Alors qu'il effectue un voyage entre Port Arthur (Texas) et Le Havre, le Gino éperonne à 4 h 10 un autre navire, norvégien, le Team Castor, dans un brouillard réduisant la visibilité. Le Gino sombre à 10 h 30. Il transporte 32 000 à 41 000 tonnes (selon les sources) de produit pétrolier de très haute densité (carbon black oil). 3 200 tonnes de la cargaison du Gino sont libérées lors de la collision, et 20 800 tonnes supplémentaires sont rejetées lors de la descente du Gino vers le fond marin. Le Team Castor perd également 1 000 tonnes de fioul de propulsion à la suite de la collision, ses cuves étant vides. Les 33 membres d'équipage du Gino sont rescapés, recueillis par un navire soviétique, le Velikty Oktyablr ; le Team Castor ne s'étant pas arrêté à la suite de la collision[1],[2],[3],[4].
L'épave du Gino est localisée aux coordonnées GPS 48°17’30’’N et 05°39’36’’W, par 120 m de profondeur. En 1980, elle contenait encore 8 000 tonnes de produit pétrolier selon la Marine nationale et les assureurs du navire[4].
La densité de la cargaison du Gino étant supérieure à celle de l'eau de mer, le carbon black oil (densité 1,09) n'a pas souillé les côtes bretonnes mais a recouvert les fonds marins. 112 barils de 200 litres de dispersantBP 1100 WD ont été épandus par 17 navires pour lutter contre la pollution de surface provenant des carburants des deux navires impliqués dans la collision[5].
En mai 1979, la pollution sous-marine s'était répandue sur 200 mètres au nord de l'épave et 780 mètres au sud, recouvrant le fond marin sur une épaisseur de 1 à 60 centimètres[6]. Fin 1979, 50 hectares de fonds étaient touchés.
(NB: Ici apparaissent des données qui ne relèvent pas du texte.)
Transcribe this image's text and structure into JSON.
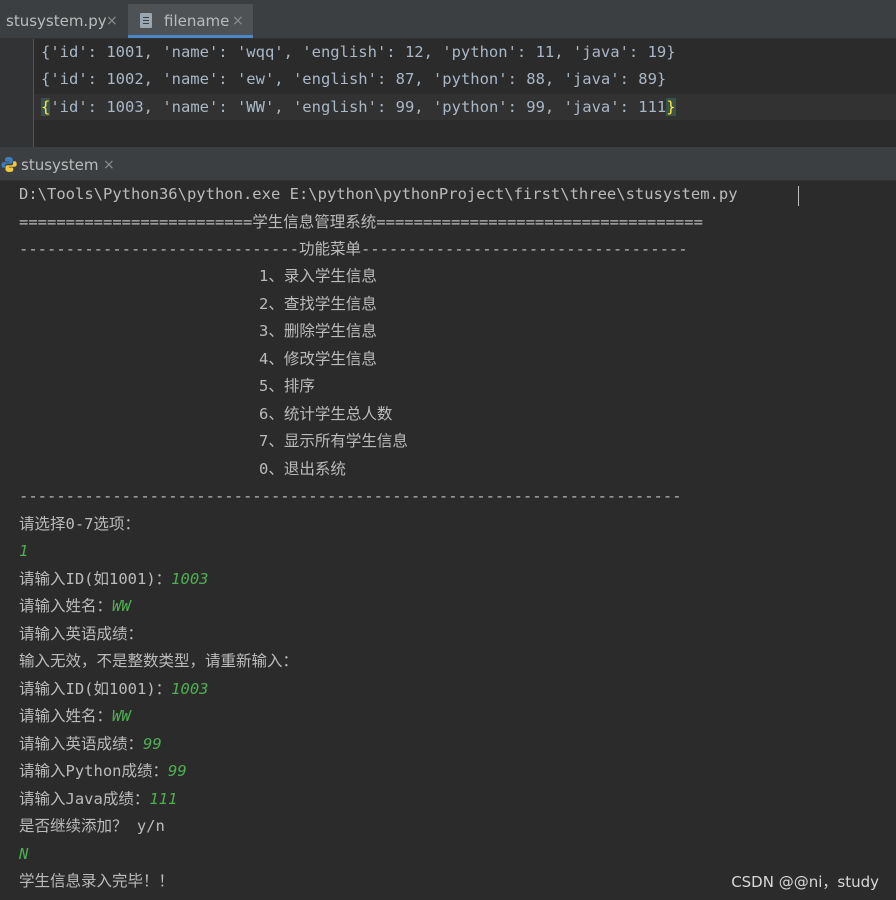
{
  "tabs": [
    {
      "label": "stusystem.py",
      "close": "×"
    },
    {
      "label": "filename",
      "close": "×"
    }
  ],
  "editor_lines": [
    "{'id': 1001, 'name': 'wqq', 'english': 12, 'python': 11, 'java': 19}",
    "{'id': 1002, 'name': 'ew', 'english': 87, 'python': 88, 'java': 89}",
    {
      "open": "{",
      "body": "'id': 1003, 'name': 'WW', 'english': 99, 'python': 99, 'java': 111",
      "close": "}"
    }
  ],
  "run_tab": {
    "label": "stusystem",
    "close": "×"
  },
  "console": {
    "command": "D:\\Tools\\Python36\\python.exe E:\\python\\pythonProject\\first\\three\\stusystem.py",
    "title_line": "=========================学生信息管理系统===================================",
    "menu_header": "------------------------------功能菜单-----------------------------------",
    "menu_items": [
      "1、录入学生信息",
      "2、查找学生信息",
      "3、删除学生信息",
      "4、修改学生信息",
      "5、排序",
      "6、统计学生总人数",
      "7、显示所有学生信息",
      "0、退出系统"
    ],
    "menu_footer": "-----------------------------------------------------------------------",
    "dialog": [
      {
        "prompt": "请选择0-7选项：",
        "input": ""
      },
      {
        "prompt": "",
        "input": "1"
      },
      {
        "prompt": "请输入ID(如1001)：",
        "input": "1003"
      },
      {
        "prompt": "请输入姓名：",
        "input": "WW"
      },
      {
        "prompt": "请输入英语成绩：",
        "input": ""
      },
      {
        "prompt": "输入无效，不是整数类型，请重新输入：",
        "input": ""
      },
      {
        "prompt": "请输入ID(如1001)：",
        "input": "1003"
      },
      {
        "prompt": "请输入姓名：",
        "input": "WW"
      },
      {
        "prompt": "请输入英语成绩：",
        "input": "99"
      },
      {
        "prompt": "请输入Python成绩：",
        "input": "99"
      },
      {
        "prompt": "请输入Java成绩：",
        "input": "111"
      },
      {
        "prompt": "是否继续添加？ y/n",
        "input": ""
      },
      {
        "prompt": "",
        "input": "N"
      },
      {
        "prompt": "学生信息录入完毕！！",
        "input": ""
      }
    ]
  },
  "watermark": "CSDN @@ni，study",
  "colors": {
    "input_green": "#4caf50",
    "brace_yellow": "#ffef28",
    "background": "#2b2b2b"
  }
}
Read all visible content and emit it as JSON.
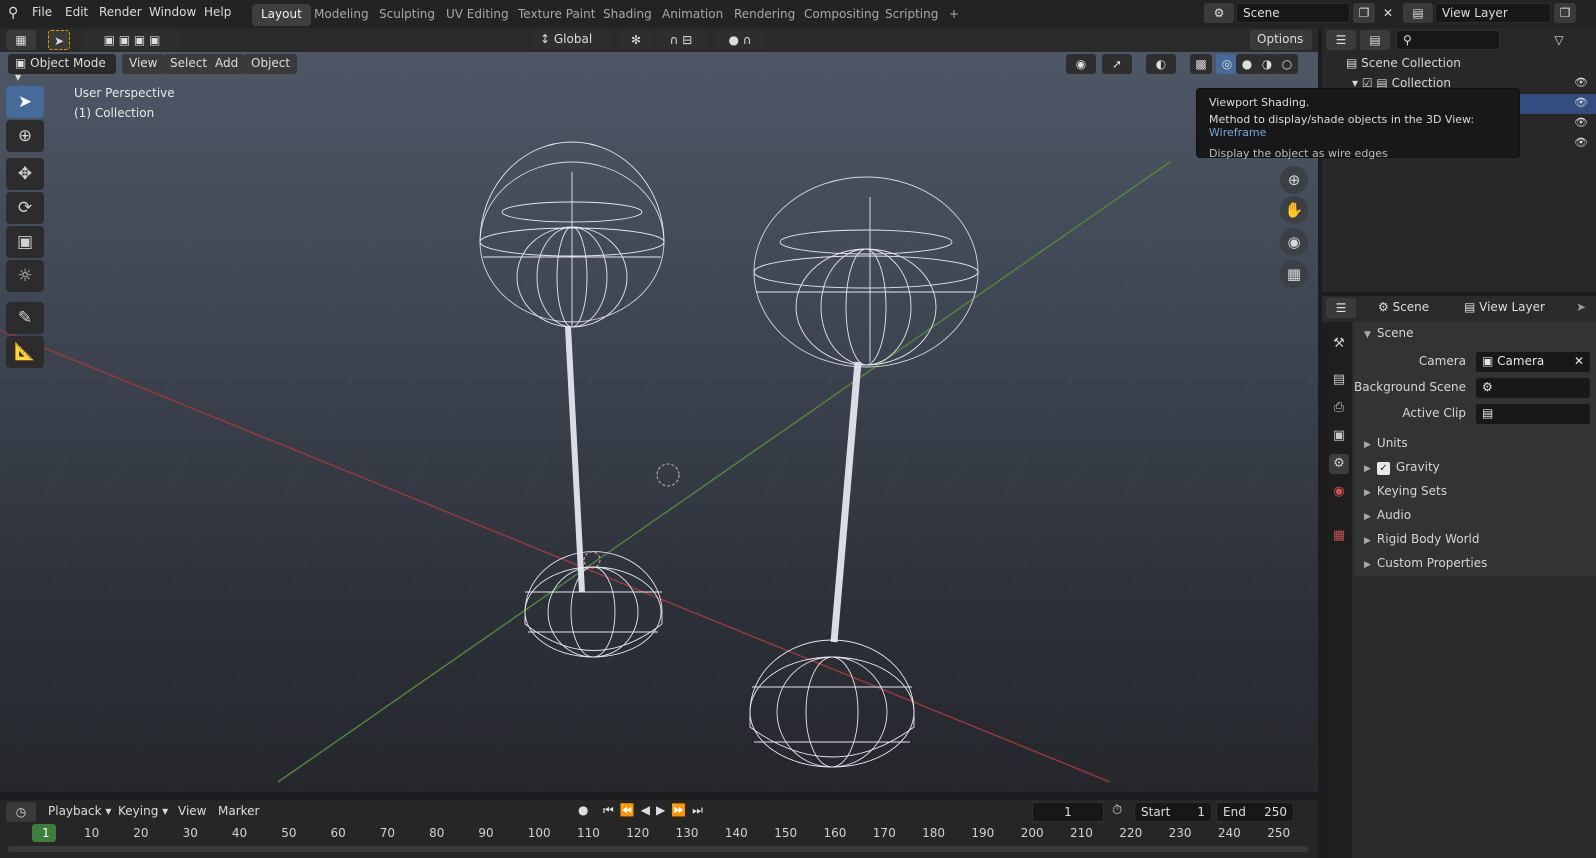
{
  "menubar": {
    "items": [
      "File",
      "Edit",
      "Render",
      "Window",
      "Help"
    ],
    "workspaces": [
      "Layout",
      "Modeling",
      "Sculpting",
      "UV Editing",
      "Texture Paint",
      "Shading",
      "Animation",
      "Rendering",
      "Compositing",
      "Scripting",
      "+"
    ],
    "active_workspace": "Layout",
    "scene": "Scene",
    "view_layer": "View Layer"
  },
  "toolbar": {
    "orientation": "Global",
    "options": "Options"
  },
  "viewport_header": {
    "mode": "Object Mode",
    "menus": [
      "View",
      "Select",
      "Add",
      "Object"
    ]
  },
  "viewport": {
    "perspective_label": "User Perspective",
    "collection_label": "(1) Collection",
    "shading": "Wireframe"
  },
  "tooltip": {
    "title": "Viewport Shading.",
    "description": "Method to display/shade objects in the 3D View:",
    "value": "Wireframe",
    "detail": "Display the object as wire edges"
  },
  "outliner": {
    "scene_collection": "Scene Collection",
    "collection": "Collection"
  },
  "properties": {
    "tabs": [
      "Scene",
      "View Layer"
    ],
    "section": "Scene",
    "camera_label": "Camera",
    "camera_value": "Camera",
    "background_scene_label": "Background Scene",
    "active_clip_label": "Active Clip",
    "panels": [
      "Units",
      "Gravity",
      "Keying Sets",
      "Audio",
      "Rigid Body World",
      "Custom Properties"
    ],
    "gravity_enabled": true
  },
  "timeline": {
    "menus": [
      "Playback",
      "Keying",
      "View",
      "Marker"
    ],
    "current_frame": "1",
    "start_label": "Start",
    "start": "1",
    "end_label": "End",
    "end": "250",
    "ruler": [
      "1",
      "10",
      "20",
      "30",
      "40",
      "50",
      "60",
      "70",
      "80",
      "90",
      "100",
      "110",
      "120",
      "130",
      "140",
      "150",
      "160",
      "170",
      "180",
      "190",
      "200",
      "210",
      "220",
      "230",
      "240",
      "250"
    ]
  }
}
La nature de l'hydrocarbure transporté par le Gino a longtemps posé question sur son effet polluant. Le carbon black oil (appelé aussi feed stock carbone black) du Gino est un composé extrêmement visqueux et lourd, qui contient des composés benzéniques toxiques, cancérogènes et mutagènes (4 grammes par tonne, soit environ 160 kg au total)[7].
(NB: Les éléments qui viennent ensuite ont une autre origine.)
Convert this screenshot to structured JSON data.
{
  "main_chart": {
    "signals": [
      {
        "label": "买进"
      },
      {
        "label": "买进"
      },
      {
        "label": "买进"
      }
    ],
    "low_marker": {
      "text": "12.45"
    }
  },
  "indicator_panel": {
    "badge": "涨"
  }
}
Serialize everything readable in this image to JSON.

Face à la dangerosité éventuelle de la nappe sous-marine, des études ont été menées en 1979 pour étudier son impact[7]. L'ISTPM et le CNEXO étaient en charge de la surveillance de la nappe entre 1979 et 1981, en lien avec l'Institut Français du Pétrole et la Marine Nationale. La campagne de surveillance menée du 4 au 18 mars 1980 conclut notamment : « au-delà de la nappe proprement dite, s’étendait une contamination diffuse que l’examen des coquilles Saint-Jacques permettait de déceler aisément jusqu’à une vingtaine de milles dans le sud de l’épave ». La campagne d'étude de 1981 met en évidence une mortalité quasi totale des coquilles Saint-Jacques dans un rayon de 5 milles (9,2 km) autour de l'épave. Selon la même étude, la contamination des coquillages est détectable jusqu'à 15 milles (27,8 km) autour de l'épave, elle-même située à 23 milles (42 km) à l'ouest-sud-ouest de l'Île d'Ouessant[4].
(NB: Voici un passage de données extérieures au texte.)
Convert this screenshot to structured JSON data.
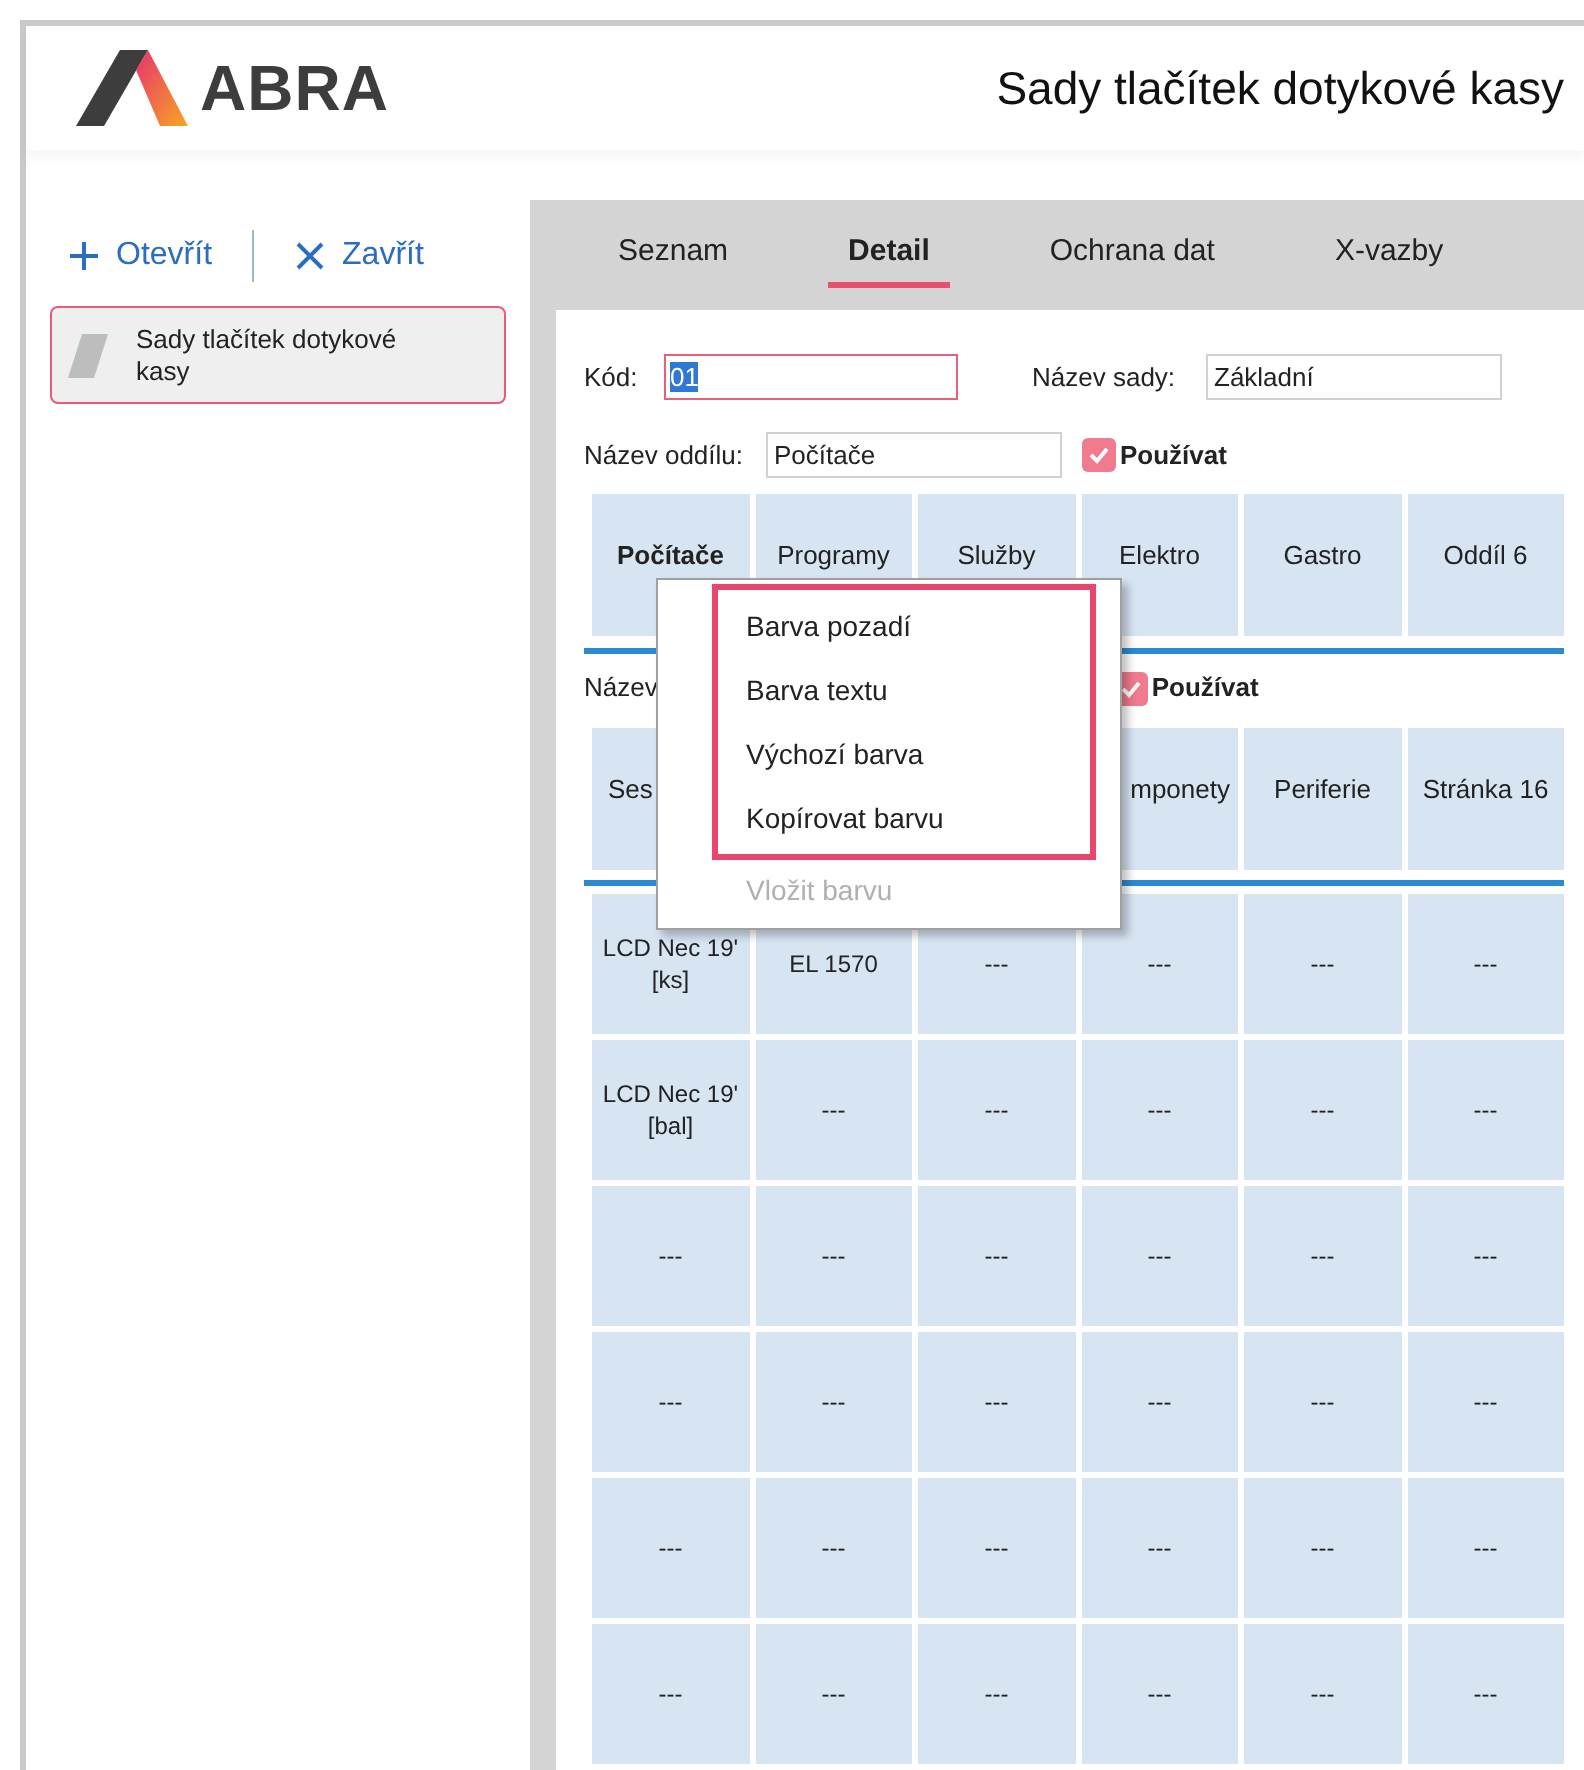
{
  "header": {
    "logo_text": "ABRA",
    "title": "Sady tlačítek dotykové kasy"
  },
  "sidebar": {
    "actions": [
      {
        "kind": "open",
        "label": "Otevřít"
      },
      {
        "kind": "close",
        "label": "Zavřít"
      }
    ],
    "items": [
      {
        "label": "Sady tlačítek dotykové kasy",
        "selected": true
      }
    ]
  },
  "tabs": [
    {
      "label": "Seznam",
      "selected": false
    },
    {
      "label": "Detail",
      "selected": true
    },
    {
      "label": "Ochrana dat",
      "selected": false
    },
    {
      "label": "X-vazby",
      "selected": false
    }
  ],
  "form": {
    "code_label": "Kód:",
    "code_value": "01",
    "set_name_label": "Název sady:",
    "set_name_value": "Základní"
  },
  "sections": [
    {
      "name_label": "Název oddílu:",
      "name_value": "Počítače",
      "use_label": "Používat",
      "use_checked": true,
      "groups": [
        {
          "label": "Počítače",
          "selected": true
        },
        {
          "label": "Programy",
          "selected": false
        },
        {
          "label": "Služby",
          "selected": false
        },
        {
          "label": "Elektro",
          "selected": false
        },
        {
          "label": "Gastro",
          "selected": false
        },
        {
          "label": "Oddíl 6",
          "selected": false
        }
      ]
    },
    {
      "name_label": "Název",
      "use_label": "Používat",
      "use_checked": true,
      "groups": [
        {
          "kind": "button",
          "label": "Ses",
          "selected": false
        },
        {
          "kind": "hidden"
        },
        {
          "kind": "hidden"
        },
        {
          "kind": "button",
          "label": "mponety",
          "selected": false
        },
        {
          "label": "Periferie",
          "selected": false
        },
        {
          "label": "Stránka 16",
          "selected": false
        }
      ]
    }
  ],
  "buttons": [
    [
      "LCD Nec 19' [ks]",
      "EL 1570",
      "---",
      "---",
      "---",
      "---"
    ],
    [
      "LCD Nec 19' [bal]",
      "---",
      "---",
      "---",
      "---",
      "---"
    ],
    [
      "---",
      "---",
      "---",
      "---",
      "---",
      "---"
    ],
    [
      "---",
      "---",
      "---",
      "---",
      "---",
      "---"
    ],
    [
      "---",
      "---",
      "---",
      "---",
      "---",
      "---"
    ],
    [
      "---",
      "---",
      "---",
      "---",
      "---",
      "---"
    ]
  ],
  "context_menu": [
    {
      "label": "Barva pozadí",
      "disabled": false,
      "highlighted": true
    },
    {
      "label": "Barva textu",
      "disabled": false,
      "highlighted": true
    },
    {
      "label": "Výchozí barva",
      "disabled": false,
      "highlighted": true
    },
    {
      "label": "Kopírovat barvu",
      "disabled": false,
      "highlighted": true
    },
    {
      "label": "Vložit barvu",
      "disabled": true,
      "highlighted": false
    }
  ]
}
Tout programme de lutte contre la pollution sous-marine a été abandonné en 1981 malgré une préconisation de la poursuite des études par l'ISTPM. Selon Vigipol en 2021, aucun suivi de pollution générée par la nappe sous-marine n'a été mené depuis 1981[4].
Le naufrage du Gino fait partie d'une série de marées noires en Bretagne avec le Torrey Canyon en 1967 (120 000 tonnes de pétrole), de l'Olympic Bravery et du Böhlen en 1976 (respectivement 800 et 9 800 tonnes), de l'Amocco Cadiz en 1978 (230 000 tonnes) et du Tanio en 1980 (26 000 tonnes).
Notes et références
Notes
↑Le chiffre avancé par de nombreuses sources établissant une distance de 35 milles marins entre Ouessant et le lieu du naufrage semble surévalué considérant les coordonnées GPS de l'épave renseignées par Vigipol : 48°17’30’’N, 05°39’36’’W (48.2916, -5.66). Ces coordonnées impliquent une distance de moins de 23 milles, soit 42,5 km des côtes ouessantines.